To Have or to Be?
© 1976 Erich Fromm
215 pages
Society was sick when Erich Fromm penned The Sane Society in the fifties, and it hadn't gotten any better by the 1970s when he was asked to participate in a series of books called "World Perspectives". Back in the fall of 2008, I think, I read his For the Love of Life, containing an essay on "Ennui and Affluence in Our Society". Fromm believes that human beings today have trapped themselves in "having" mode: they define their sense of self based on what they own. This sense of ownership is not limited to the mindset of consumerism: according to Fromm, we also try to posses other people and ideas. That this leads to unhappy boredom and psychological distress is not bad enough: Fromm believes that if this continues, humanity will destroy itself. It could be through nuclear war or ecological collapse, but one way or another the desire to consume and possess for ourselves will destroy us in a physical as well as psychological sense.

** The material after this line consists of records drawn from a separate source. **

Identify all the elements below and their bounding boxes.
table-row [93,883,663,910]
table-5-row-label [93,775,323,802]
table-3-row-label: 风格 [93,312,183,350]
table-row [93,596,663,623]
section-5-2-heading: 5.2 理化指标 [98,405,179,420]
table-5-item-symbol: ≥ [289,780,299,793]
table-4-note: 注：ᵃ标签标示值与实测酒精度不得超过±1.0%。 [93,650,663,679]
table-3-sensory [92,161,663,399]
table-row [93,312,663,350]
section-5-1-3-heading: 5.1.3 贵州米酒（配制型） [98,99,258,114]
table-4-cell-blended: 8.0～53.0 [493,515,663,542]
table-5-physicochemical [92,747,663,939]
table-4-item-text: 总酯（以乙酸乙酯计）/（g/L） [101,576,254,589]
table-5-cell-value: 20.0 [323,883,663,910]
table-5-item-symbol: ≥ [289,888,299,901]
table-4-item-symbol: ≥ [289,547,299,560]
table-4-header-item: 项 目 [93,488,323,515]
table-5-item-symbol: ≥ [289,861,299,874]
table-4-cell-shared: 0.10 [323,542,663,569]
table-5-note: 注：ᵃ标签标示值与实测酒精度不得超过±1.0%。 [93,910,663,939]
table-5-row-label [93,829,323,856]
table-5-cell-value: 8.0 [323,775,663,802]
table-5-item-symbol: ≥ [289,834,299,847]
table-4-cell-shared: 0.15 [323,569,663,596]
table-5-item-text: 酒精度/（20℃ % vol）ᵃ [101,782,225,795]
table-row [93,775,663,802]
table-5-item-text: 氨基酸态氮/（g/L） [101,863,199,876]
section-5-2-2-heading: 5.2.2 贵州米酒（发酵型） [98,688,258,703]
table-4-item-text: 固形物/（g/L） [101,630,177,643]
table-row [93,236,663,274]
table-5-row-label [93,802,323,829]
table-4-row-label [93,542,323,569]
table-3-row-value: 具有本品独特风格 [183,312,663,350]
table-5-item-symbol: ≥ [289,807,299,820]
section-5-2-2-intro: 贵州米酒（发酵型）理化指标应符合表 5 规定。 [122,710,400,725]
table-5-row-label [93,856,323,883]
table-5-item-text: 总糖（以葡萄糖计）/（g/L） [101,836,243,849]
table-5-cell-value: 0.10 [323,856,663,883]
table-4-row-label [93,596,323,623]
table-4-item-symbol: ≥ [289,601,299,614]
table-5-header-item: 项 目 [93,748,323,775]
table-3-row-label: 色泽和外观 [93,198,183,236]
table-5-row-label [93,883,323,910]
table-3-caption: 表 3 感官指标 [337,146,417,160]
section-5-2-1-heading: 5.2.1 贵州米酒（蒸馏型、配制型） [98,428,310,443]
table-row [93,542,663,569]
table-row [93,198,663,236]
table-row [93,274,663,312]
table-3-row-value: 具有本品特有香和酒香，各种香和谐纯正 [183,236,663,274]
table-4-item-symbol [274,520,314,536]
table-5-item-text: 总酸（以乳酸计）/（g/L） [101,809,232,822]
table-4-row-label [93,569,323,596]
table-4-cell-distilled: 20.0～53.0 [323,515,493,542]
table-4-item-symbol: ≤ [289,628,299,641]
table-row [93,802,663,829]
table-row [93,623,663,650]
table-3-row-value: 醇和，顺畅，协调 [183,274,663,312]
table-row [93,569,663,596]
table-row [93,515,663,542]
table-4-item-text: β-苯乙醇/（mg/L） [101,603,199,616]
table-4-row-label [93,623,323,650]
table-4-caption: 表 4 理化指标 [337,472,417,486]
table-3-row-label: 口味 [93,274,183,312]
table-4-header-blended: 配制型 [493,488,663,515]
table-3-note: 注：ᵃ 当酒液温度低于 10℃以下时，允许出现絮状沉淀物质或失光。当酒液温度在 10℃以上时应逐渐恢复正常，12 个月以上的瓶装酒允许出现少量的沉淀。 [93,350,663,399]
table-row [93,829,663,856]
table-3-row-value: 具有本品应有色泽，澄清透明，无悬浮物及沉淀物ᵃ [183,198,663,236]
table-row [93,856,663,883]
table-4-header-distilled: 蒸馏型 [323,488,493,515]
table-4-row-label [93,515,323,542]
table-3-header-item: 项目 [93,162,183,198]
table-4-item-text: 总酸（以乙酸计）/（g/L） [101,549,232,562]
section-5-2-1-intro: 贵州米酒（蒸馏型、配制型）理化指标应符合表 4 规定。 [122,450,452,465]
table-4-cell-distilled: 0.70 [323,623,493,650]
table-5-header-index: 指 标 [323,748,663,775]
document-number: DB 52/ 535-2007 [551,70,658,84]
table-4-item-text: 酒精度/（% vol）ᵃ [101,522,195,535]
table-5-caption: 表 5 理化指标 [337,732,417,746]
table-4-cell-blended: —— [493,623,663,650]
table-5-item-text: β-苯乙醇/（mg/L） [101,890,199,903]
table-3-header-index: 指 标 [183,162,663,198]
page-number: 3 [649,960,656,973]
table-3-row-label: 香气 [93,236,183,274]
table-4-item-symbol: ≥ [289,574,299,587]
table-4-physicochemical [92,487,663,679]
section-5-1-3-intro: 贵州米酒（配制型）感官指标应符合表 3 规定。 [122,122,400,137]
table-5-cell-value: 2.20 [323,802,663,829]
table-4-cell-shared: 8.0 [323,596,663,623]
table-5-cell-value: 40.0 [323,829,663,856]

At first, Fromm explores how the having-mode effects so much of human experience, including religion. Fromm is a humanist in a slightly more classical sense of the word: he ties Karl Marx, Albert Schweitzer, Jesus, and Buddha together. (Fromm's For the Love of Life drew from Marx, Freud, and Zen Buddhism just for starters.) After comparing this to the being-mode -- which isn't as well defined, but which he refers to as attempting to be fully human, cultivating ourselves through art and literature, and enjoying life -- he then looks as "New Man" and "The New Society". It is Fromm's opinion that having-mode cannot be remedied by legislation: to ensure our happiness and livelihood, the character of humanity must be changed itself. That's a tall order, but his outline for effecting this in our lives is a deliberate echo of the Four Noble Truths.
The book doesn't go into as much detail as The Sane Society, but I don't think it is meant to. It was published a part of a series of books perhaps meant to make people think about their lives and if the way things are now is a way we can be satisfied with. Although I was familiar with the essence of this from "Affluence and Ennui", he builds on it a great deal here. It's worth the read if you can find it, but that may be hard to. It's something of a miracle that my local library has it.